Michael Young, affectueusement surnommé P'tit Chiot par sa compagne et ses amis, est heu-reux : il a enfin fini sa thèse d'Histoire, portant sur les années de jeunesse d'Hitler et son arrivée au pouvoir. Sa rencontre avec le professeur Leo Zuckermann va changer sa vie. En effet, cet estimable vieux monsieur, physicien remarquable qui a imaginé et construit une machine qui montre le passé, est obsédé par Auschwitz.
Peu à peu, P'tit Chiot imagine un moyen de le réconcilier avec son passé, et avec ce père qu'il ne peut oublier : changer le passé. Empêcher la naissance d'Adolf Hitler.
Et le pire, c'est qu'ils vont y arriver... mais pour se retrouver dans un Brave New World...
Divertissant. Intelligent. Bien construit. Ce roman est incontestablement tout cela. Avec cette touche so british que les amateurs de Wodehouse et autres humoristes anglais reconnaîtront avec bonheur, l'action démarre lentement.
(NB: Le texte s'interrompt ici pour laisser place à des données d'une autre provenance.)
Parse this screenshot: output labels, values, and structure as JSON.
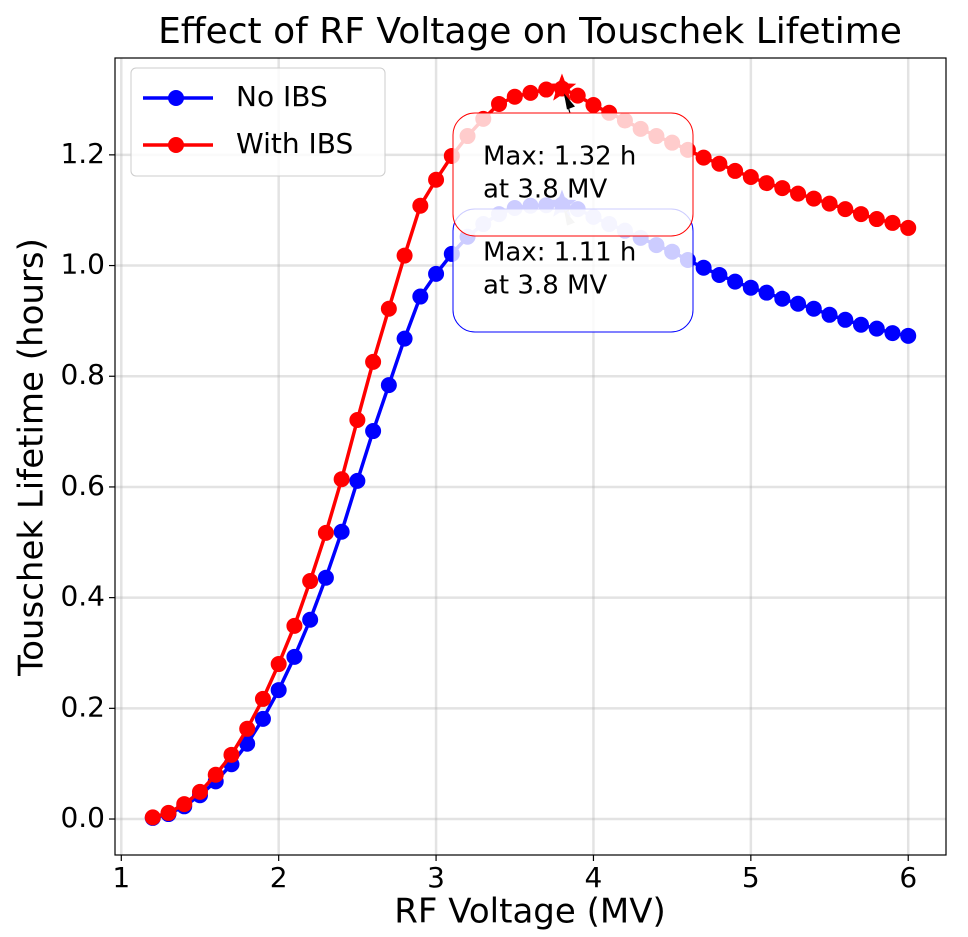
{
  "chart_data": {
    "type": "line",
    "title": "Effect of RF Voltage on Touschek Lifetime",
    "xlabel": "RF Voltage (MV)",
    "ylabel": "Touschek Lifetime (hours)",
    "x": [
      1.2,
      1.3,
      1.4,
      1.5,
      1.6,
      1.7,
      1.8,
      1.9,
      2.0,
      2.1,
      2.2,
      2.3,
      2.4,
      2.5,
      2.6,
      2.7,
      2.8,
      2.9,
      3.0,
      3.1,
      3.2,
      3.3,
      3.4,
      3.5,
      3.6,
      3.7,
      3.8,
      3.9,
      4.0,
      4.1,
      4.2,
      4.3,
      4.4,
      4.5,
      4.6,
      4.7,
      4.8,
      4.9,
      5.0,
      5.1,
      5.2,
      5.3,
      5.4,
      5.5,
      5.6,
      5.7,
      5.8,
      5.9,
      6.0
    ],
    "series": [
      {
        "name": "No IBS",
        "color": "#0000ff",
        "values": [
          0.002,
          0.009,
          0.023,
          0.043,
          0.068,
          0.099,
          0.136,
          0.181,
          0.233,
          0.293,
          0.36,
          0.436,
          0.519,
          0.611,
          0.701,
          0.784,
          0.868,
          0.944,
          0.985,
          1.021,
          1.052,
          1.075,
          1.093,
          1.104,
          1.108,
          1.109,
          1.11,
          1.102,
          1.088,
          1.075,
          1.063,
          1.05,
          1.037,
          1.025,
          1.01,
          0.996,
          0.983,
          0.971,
          0.96,
          0.951,
          0.94,
          0.931,
          0.922,
          0.911,
          0.902,
          0.893,
          0.886,
          0.878,
          0.873
        ]
      },
      {
        "name": "With IBS",
        "color": "#ff0000",
        "values": [
          0.003,
          0.011,
          0.027,
          0.049,
          0.08,
          0.116,
          0.163,
          0.217,
          0.28,
          0.349,
          0.43,
          0.517,
          0.614,
          0.721,
          0.826,
          0.922,
          1.018,
          1.108,
          1.155,
          1.198,
          1.234,
          1.265,
          1.292,
          1.305,
          1.312,
          1.318,
          1.32,
          1.307,
          1.29,
          1.276,
          1.262,
          1.247,
          1.234,
          1.222,
          1.209,
          1.195,
          1.184,
          1.171,
          1.16,
          1.149,
          1.14,
          1.13,
          1.121,
          1.112,
          1.102,
          1.093,
          1.084,
          1.077,
          1.068
        ]
      }
    ],
    "annotations": [
      {
        "lines": [
          "Max: 1.11 h",
          "at 3.8 MV"
        ],
        "xy": [
          3.8,
          1.11
        ],
        "color": "#0000ff"
      },
      {
        "lines": [
          "Max: 1.32 h",
          "at 3.8 MV"
        ],
        "xy": [
          3.8,
          1.32
        ],
        "color": "#ff0000"
      }
    ],
    "xlim": [
      0.96,
      6.24
    ],
    "ylim": [
      -0.065,
      1.375
    ],
    "xticks": [
      1,
      2,
      3,
      4,
      5,
      6
    ],
    "yticks": [
      {
        "value": 0,
        "label": "0.0"
      },
      0.2,
      0.4,
      0.6,
      0.8,
      {
        "value": 1,
        "label": "1.0"
      },
      1.2
    ],
    "grid": true,
    "legend": "upper left"
  }
}
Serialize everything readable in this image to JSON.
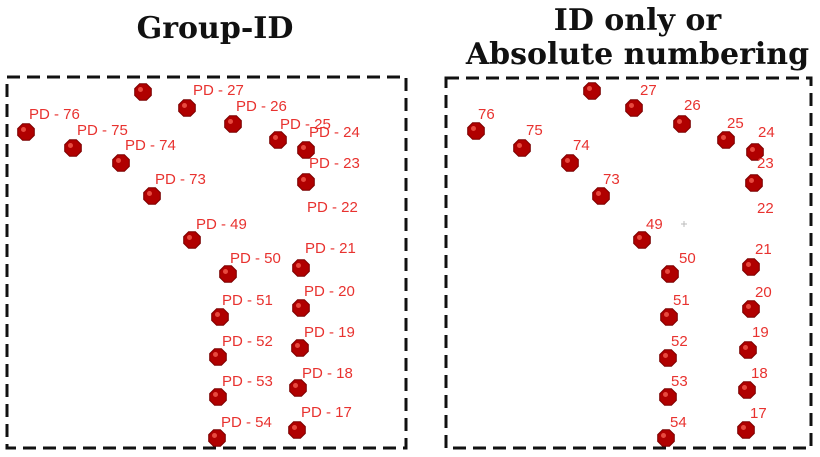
{
  "colors": {
    "dot_fill": "#b00000",
    "dot_stroke": "#7a0000",
    "label": "#e8322f",
    "border": "#111111",
    "title": "#111111"
  },
  "left_panel": {
    "title": "Group-ID",
    "points": [
      {
        "label": "PD - 27"
      },
      {
        "label": "PD - 26"
      },
      {
        "label": "PD - 25"
      },
      {
        "label": "PD - 24"
      },
      {
        "label": "PD - 76"
      },
      {
        "label": "PD - 75"
      },
      {
        "label": "PD - 74"
      },
      {
        "label": "PD - 73"
      },
      {
        "label": "PD - 23"
      },
      {
        "label": "PD - 22"
      },
      {
        "label": "PD - 49"
      },
      {
        "label": "PD - 21"
      },
      {
        "label": "PD - 50"
      },
      {
        "label": "PD - 20"
      },
      {
        "label": "PD - 51"
      },
      {
        "label": "PD - 19"
      },
      {
        "label": "PD - 52"
      },
      {
        "label": "PD - 18"
      },
      {
        "label": "PD - 53"
      },
      {
        "label": "PD - 17"
      },
      {
        "label": "PD - 54"
      }
    ]
  },
  "right_panel": {
    "title_line1": "ID only or",
    "title_line2": "Absolute numbering",
    "points": [
      {
        "label": "27"
      },
      {
        "label": "26"
      },
      {
        "label": "25"
      },
      {
        "label": "24"
      },
      {
        "label": "76"
      },
      {
        "label": "75"
      },
      {
        "label": "74"
      },
      {
        "label": "73"
      },
      {
        "label": "23"
      },
      {
        "label": "22"
      },
      {
        "label": "49"
      },
      {
        "label": "21"
      },
      {
        "label": "50"
      },
      {
        "label": "20"
      },
      {
        "label": "51"
      },
      {
        "label": "19"
      },
      {
        "label": "52"
      },
      {
        "label": "18"
      },
      {
        "label": "53"
      },
      {
        "label": "17"
      },
      {
        "label": "54"
      }
    ]
  }
}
Toute la première partie du roman se déroule de façon très crédible dans un College de Cambridge, avec le plan de carrière d'un thésard, le professeur excentrique à l'appartement superbe, le concierge, etc... Il n'empêche que le fin mot de l'intrigue est habilement donné dès ce tout début, dans l'une de ces constructions paradoxales qui font les délices des amateurs de voyages temporels. A ce propos, et si je devais émettre un bémol, je ne peux m'empêcher de me demander les raisons des réactions différentes de Leo et Michael à leur voyage.
En effet, ce roman est à mon sens moins une uchronie qu'un voyage dans le temps, et on pourra penser d'une part à Autant en emporte le temps, de Peter Ward, et d'autre part au plus récent Ordre noir, de Johan Heliot.
Les personnages sont à la fois caricaturaux (Ronnie, Double Eddie, Jo-Beth et le colonel Young sont des modèles du genre, comme d'ailleurs le professeur Fraser-Stuart !) et touchants quand même. Ce que j'ai trouvé particulièrement attrayant, c'est la façon dont un pessimisme foncier se dissimule derrière l'humour et l'aspect comédie romantique gay. L'inéluctabilité de l'Histoire, vue comme un Jaggernaut sur rail, qu'il est impossible de dévier, fait frémir.
Il y a donc plusieurs niveaux de lecture pour ce roman plaisant après une première partie un peu lente. La postface d'Axel Orgeret-Dechaume est particulièrement intéressante et utile pour le lecteur français en ce qu'elle situe l'auteur.